Death and Taxes Revisited

As a result of the impending estate tax disappearance, the timing of death has never had such a financial impact. Die before January 1, and anything in your estate over the exemption level of $3.5 million will be taxed at 45%. Die after January 1, and there's no tax at all.

On January 1, the estate tax will disappear for one year. As a result, according to some estate planners, the timing of death has never had such a financial impact. Die before January 1, and anything in your estate over the exemption level of $3.5 million will be taxed at 45%. Die after January 1, and there’s no tax at all. The estate tax rules have generated some bizarre scenarios, as many rich taxpayers cling to life to make the January 1 date. Families with relatives on life support have also had to make crucial decisions about end-of-life care.

The change in the estate tax is the culmination of legislation that Congress passed a decade ago. The law stepped up the exemption from $675,000 and cut the tax rate gradually, ending with a complete repeal of the tax in 2010. Unless Congress acts, the tax will return in 2011 with a $1 million exemption and a 55% tax rate on anything over that. According to estate planners, that will lead to more complex scenarios next December, as patients and families wrestle with decisions on providing care to those who are terminally ill.

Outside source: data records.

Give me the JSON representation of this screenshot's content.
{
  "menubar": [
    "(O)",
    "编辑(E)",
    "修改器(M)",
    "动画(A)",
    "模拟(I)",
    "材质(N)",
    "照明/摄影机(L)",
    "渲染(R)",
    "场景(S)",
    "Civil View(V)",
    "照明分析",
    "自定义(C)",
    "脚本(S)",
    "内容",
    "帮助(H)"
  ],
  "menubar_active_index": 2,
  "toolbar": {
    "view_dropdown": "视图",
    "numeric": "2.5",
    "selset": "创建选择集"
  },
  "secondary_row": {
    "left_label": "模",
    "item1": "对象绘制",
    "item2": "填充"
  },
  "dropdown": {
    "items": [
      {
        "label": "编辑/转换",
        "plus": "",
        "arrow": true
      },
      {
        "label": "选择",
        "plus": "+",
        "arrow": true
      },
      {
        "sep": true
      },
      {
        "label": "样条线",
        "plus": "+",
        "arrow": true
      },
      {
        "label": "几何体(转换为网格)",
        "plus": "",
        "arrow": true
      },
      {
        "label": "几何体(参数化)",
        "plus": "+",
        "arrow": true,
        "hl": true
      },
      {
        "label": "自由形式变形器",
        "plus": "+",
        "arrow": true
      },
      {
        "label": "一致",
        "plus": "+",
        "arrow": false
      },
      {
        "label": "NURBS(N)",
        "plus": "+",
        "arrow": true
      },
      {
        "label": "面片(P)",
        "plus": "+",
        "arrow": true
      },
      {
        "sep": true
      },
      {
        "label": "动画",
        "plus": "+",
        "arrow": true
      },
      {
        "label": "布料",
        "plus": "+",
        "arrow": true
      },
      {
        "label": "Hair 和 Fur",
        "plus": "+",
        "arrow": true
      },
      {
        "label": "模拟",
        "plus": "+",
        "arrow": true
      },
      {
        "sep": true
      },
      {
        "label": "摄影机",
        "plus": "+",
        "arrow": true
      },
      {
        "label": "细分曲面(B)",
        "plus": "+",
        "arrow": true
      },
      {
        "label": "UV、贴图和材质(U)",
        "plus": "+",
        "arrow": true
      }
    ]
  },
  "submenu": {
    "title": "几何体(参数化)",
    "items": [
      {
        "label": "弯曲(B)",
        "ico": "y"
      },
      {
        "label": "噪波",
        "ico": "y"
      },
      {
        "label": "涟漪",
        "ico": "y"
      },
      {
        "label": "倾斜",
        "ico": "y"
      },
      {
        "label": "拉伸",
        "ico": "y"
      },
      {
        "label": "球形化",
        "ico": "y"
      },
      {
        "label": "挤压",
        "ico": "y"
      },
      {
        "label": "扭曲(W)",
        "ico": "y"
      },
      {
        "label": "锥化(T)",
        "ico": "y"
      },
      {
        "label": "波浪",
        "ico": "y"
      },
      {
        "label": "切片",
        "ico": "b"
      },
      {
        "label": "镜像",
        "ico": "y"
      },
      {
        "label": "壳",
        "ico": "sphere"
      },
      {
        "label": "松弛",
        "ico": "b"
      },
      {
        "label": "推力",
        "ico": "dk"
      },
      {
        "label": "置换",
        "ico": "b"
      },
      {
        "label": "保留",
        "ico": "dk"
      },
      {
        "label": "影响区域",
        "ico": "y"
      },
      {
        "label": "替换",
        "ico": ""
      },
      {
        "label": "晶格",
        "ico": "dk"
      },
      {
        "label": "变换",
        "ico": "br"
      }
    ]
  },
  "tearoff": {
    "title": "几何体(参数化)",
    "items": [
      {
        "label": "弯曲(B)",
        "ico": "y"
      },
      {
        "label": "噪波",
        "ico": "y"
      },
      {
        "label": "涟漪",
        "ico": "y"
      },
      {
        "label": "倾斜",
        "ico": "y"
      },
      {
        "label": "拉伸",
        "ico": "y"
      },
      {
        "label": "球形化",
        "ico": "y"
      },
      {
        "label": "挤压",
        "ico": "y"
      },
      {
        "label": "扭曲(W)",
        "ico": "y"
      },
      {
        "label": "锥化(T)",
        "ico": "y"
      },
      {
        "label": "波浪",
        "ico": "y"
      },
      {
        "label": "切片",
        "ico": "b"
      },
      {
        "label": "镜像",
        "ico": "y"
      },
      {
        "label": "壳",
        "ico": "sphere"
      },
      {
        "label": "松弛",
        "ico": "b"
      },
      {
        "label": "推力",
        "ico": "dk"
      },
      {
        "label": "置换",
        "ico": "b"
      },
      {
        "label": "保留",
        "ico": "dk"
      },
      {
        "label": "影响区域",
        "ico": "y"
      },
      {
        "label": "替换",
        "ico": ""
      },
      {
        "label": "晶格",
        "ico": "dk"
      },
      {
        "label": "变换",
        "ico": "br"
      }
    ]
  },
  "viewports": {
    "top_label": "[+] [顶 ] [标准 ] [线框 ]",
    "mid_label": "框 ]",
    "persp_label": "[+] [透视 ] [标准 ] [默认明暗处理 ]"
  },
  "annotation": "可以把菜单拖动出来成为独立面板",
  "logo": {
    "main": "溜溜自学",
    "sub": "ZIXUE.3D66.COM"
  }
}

Perhaps because health care reform took up so much of their time and energy, lawmakers in Washington defied the odds by not passing an extension of the estate tax before the end of the year. Although Congress could pass a law that would be retroactive to January 1, most estate planners view that possibility as a disaster. The law would undoubtedly be challenged in court, they say, perhaps all the way up to the Supreme Court, and the outcome could be in doubt for years.